Em um ano turbulento como 2025, a Colômbia evitou o aumento da xenofobia contra imigrantes venezuelanos, ao contrário de outros países. Políticas públicas facilitaram sua integração no mercado de trabalho e serviços sociais. Essa recepção reflete a decência elementar, segundo o autor Rodrigo Botero Montoya.
O ano de 2025 tem sido turbulento com conflitos e preocupações, mas no espírito natalino, é apropriado destacar um aspecto positivo: a ausência de xenofobia na Colômbia em relação à imigração venezuelana. Rodrigo Botero Montoya, em sua coluna, recorda como o presidente Alfonso López apontou sua tendência a se preocupar com desgraças que nunca acontecem. Ele temia que o fluxo migratório provocasse rejeição, mas isso não ocorreu.
A imigração ganhou proeminência global. No Reino Unido, o sentimento anti-imigrante impulsionou o Brexit, agora visto como um erro custoso pela maioria. Nigel Farage, líder do Reform UK, defende restrições migratórias. Partidos de extrema-direita na Europa rejeitam a imigração. Nos Estados Unidos, Stephen Miller defende a expulsão em massa de imigrantes. No Chile, o presidente eleito José Antonio Kast planeja deportar 340.000 indivíduos indocumentados.

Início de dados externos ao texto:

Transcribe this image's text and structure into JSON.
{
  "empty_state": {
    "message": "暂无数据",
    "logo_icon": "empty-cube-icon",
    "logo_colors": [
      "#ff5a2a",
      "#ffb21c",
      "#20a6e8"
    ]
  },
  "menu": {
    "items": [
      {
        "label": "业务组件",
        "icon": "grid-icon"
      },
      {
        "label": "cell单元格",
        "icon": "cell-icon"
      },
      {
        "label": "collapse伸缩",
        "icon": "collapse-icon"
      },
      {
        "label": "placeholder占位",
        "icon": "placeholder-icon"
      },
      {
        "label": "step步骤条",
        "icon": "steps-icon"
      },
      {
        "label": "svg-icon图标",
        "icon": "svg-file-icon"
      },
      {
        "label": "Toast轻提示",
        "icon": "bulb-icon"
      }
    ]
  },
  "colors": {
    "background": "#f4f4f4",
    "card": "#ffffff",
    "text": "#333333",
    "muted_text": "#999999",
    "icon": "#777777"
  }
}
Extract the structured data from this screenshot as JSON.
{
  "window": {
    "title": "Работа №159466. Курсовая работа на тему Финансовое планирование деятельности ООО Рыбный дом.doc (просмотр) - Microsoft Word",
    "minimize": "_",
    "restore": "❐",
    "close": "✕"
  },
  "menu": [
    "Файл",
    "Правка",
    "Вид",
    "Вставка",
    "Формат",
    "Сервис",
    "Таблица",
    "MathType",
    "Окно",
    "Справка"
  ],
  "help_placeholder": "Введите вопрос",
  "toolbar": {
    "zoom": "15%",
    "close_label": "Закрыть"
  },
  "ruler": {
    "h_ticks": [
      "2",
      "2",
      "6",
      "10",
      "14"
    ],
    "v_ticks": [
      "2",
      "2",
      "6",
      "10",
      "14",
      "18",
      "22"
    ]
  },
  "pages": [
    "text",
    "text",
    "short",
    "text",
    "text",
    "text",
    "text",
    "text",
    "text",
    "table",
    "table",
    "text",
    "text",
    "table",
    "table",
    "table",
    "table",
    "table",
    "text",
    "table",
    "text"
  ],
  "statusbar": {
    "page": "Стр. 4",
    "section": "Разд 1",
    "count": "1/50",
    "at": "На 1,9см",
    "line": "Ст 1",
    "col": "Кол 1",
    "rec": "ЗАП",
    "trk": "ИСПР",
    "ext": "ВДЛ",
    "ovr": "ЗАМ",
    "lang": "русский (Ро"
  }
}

A Colômbia, devido ao colapso econômico e à repressão política na Venezuela, recebeu quase três milhões de venezuelanos entre 2017 e 2023, alguns de forma irregular. Em vez disso, foram implementadas políticas para o acesso deles a serviços e emprego. Botero Montoya faz referência à história de Sherlock Holmes em que 'o cão não latiu', simbolizando a calamidade que não ocorreu. Essa resposta exemplifica a 'decência elementar' de Albert Camus, elevando o ânimo no fim do ano.